Time travel facts and trivia

  1. We live in a four dimensional world – length, width, height and time
  2. The faster you move through space, the slower you move through time — you age more slowly, in other words. 
  3. One of the key ideas in relativity is that nothing can travel faster than the speed of light — about 186,000 miles per second, or one light-year per year. 
  4. But you can get very close to it. If a spaceship were to fly at 99% of the speed of light, you’d see it travel a light-year of distance in just over a year of time.
  5. Astronauts travel fast (16,150 mph) so they age milliseconds slower than everyone else back on earth.
  6. We are all traveling in time at approximately the same speed: one second per second.
  7. NASA’s space telescopes also give us a way to look back in time. Telescopes help us see stars and galaxies that are very far away . It takes a long time for the light from faraway galaxies to reach us. So, when we look into the sky with a telescope, we are seeing what those stars and galaxies looked like a very long time ago.
  8. Stephen Hawking had a party for time travelers but did not send out invitations until after the party already happened – no one showed up.
  9. John Titor claims to be a time traveler from the year 2036. He was traveling back to the year 1975 to retrieve an IBM computer to save the world from a computer virus and stopped by in the year 2000 on the Internet to say hello and check in.

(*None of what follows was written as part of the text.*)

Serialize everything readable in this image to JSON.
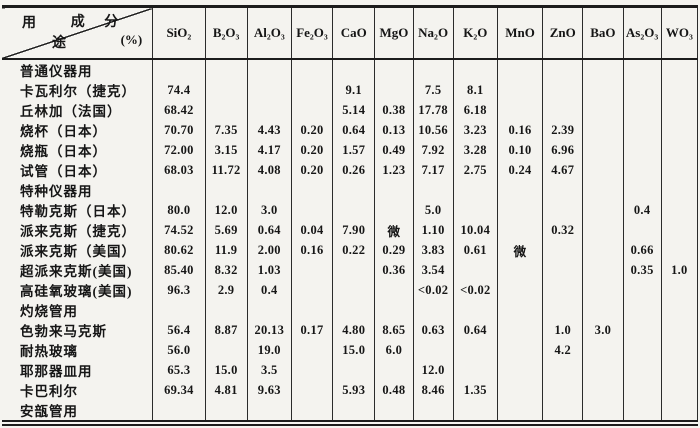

Time travel jokes and puns:

  1. If I had a DeLorean…I’d probably only drive it from time to time.
  2. I’m tempted to take up time travel, but I’m not sure there’s any future in it.
  3. I was going to tell a joke about time travel but nobody laughed.
  4. How can you tell when your clock is hungry? It goes back four seconds.
  5. Why should you never believe a clock? It’s usually second hand information.
  6. Q: Why do they pick the weekend for Daylight Saving Time changes?
    A: Because the other days are weak days.